Misperceptions about doctors’ trust in Covid-19 vaccines influence vaccination rate

Informing people about the strong positive consensus among doctors persistently leads to increases in Covid-19 vaccinations

How to increase vaccination rates by autumn, without any compulsion is shown by an international research team including the Max Planck Institute for Tax Law and Public Finance. They found that people’s willingness to get vaccinated is related to the presumed trust the medical doctors have in the vaccines. However, the study shows a large discrepancy between the assumptions of the population and the actual views of the medical profession.

For the study published in Nature, economists Vojtěch Bartoš, Michal Bauer, Jana Cahlíková and Julie Chytilová surveyed more than 9,600 medical doctors and a representative group of 2,100 people in the Czech Republic.

In January 2021, when the Covid-19 vaccines were not yet available to the general public, about 90 percent of the surveyed doctors stated that they trusted the vaccines, and planned to get vaccinated themselves.

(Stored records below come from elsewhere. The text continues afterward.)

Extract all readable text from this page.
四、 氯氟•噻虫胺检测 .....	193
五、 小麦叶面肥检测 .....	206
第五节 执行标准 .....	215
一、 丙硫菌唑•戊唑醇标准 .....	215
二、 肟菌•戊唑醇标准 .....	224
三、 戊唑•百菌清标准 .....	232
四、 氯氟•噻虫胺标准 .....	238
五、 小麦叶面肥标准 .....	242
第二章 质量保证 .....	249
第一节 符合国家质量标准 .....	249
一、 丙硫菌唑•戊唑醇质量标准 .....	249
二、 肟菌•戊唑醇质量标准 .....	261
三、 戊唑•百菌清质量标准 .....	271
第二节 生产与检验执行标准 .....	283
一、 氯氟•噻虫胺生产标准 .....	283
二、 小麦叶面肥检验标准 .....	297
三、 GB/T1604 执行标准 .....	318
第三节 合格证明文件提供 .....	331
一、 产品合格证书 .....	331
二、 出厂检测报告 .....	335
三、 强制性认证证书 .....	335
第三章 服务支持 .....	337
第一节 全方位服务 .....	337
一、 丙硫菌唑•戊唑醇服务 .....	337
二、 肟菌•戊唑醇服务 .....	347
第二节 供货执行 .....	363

In contrast, most respondents from the general public assumed that this was true for only half of the doctors. Overall, 90 percent of the respondents underestimated how positive the medical community was about vaccines. Yet, as the researchers point out, there were not two conflicting groups, one believing in high and the other in low acceptance of Covid-19 vaccines among doctors. Four out of five of those surveyed assumed that the medical community was undecided. They estimated that the proportion of doctors who wanted to vaccinate themselves was only between 20 and 80 percent.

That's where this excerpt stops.